Take a lunch break. Meet a friend for coffee. Get to the gym. Play games from bestcasinositesonline or any video games. You will still find the time to meet with customers and do the payroll each week. Carve out time for yourself and make it non-negotiable.

Don’t define yourself by your business

You are not your company. You work at the company, and you may even have founded it, but you are not the business itself, and you shouldn’t confuse the two. Maintain the boundaries that will help you keep your individual identity

Shut off your business cell phone after hours. If you work from home, keep your work area separate from your living space. Shut the door at the end of the day. Use a separate email address for work. Keep shop talk to a minimum at the dinner table. It’s okay to share about your day, but it shouldn’t be all you talk about.

Learn the power of saying no

It’s hard, we know. You’re so programmed to go after every opportunity to build the business, you want to sit on the committee, speak at the function, teach the workshop, etc. Before you know it, your circle of friends has narrowed to include most business relationships, and you see work associates more than you see your family.

To get things back in balance, you have to turn things down. (That may even mean turning down business that takes up too much of your time for too little return!) That’s okay. Do so pleasantly but firmly. If you feel the need to explain, say you couldn’t do the task justice right now and would never want to compromise the outcome. Then, to ensure your work-life balance, don’t allow yourself to be talked into it.

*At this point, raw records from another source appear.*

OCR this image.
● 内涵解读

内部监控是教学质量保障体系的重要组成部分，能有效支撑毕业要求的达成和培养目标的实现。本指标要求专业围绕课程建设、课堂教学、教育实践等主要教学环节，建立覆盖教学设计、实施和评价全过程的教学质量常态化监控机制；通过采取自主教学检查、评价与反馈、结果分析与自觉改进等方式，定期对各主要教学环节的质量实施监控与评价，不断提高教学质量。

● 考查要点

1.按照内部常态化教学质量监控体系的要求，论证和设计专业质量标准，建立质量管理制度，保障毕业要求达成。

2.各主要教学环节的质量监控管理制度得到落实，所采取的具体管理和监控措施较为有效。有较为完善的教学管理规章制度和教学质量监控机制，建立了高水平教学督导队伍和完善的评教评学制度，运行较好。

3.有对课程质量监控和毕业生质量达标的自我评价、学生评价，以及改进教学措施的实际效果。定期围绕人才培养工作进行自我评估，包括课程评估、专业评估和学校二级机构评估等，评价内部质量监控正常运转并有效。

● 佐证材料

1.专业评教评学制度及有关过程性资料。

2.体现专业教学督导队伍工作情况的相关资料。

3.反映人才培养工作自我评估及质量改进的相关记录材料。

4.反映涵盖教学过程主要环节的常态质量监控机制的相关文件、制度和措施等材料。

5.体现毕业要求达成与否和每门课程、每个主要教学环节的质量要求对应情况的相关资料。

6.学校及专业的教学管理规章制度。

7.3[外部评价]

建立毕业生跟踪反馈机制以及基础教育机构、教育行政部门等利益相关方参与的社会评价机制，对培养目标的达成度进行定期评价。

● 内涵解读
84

Think longer term and be flexible

It’s almost impossible to achieve a perfect work/life balance every day. Or sometimes, even every week or month. Part of the struggle is trying to hold onto unrealistic expectations during the times you can’t.

Some businesses make half their profit for the year during the holiday season. It’s understandable, then, that work may have to occasionally take precedence during that period. Go with it, but then promise yourself (and your family, if applicable) a reward when it’s over.

Understand that sometimes the balance sheet will show a credit, and other times a debit. The trick is to not have it permanently skewed one way or the other.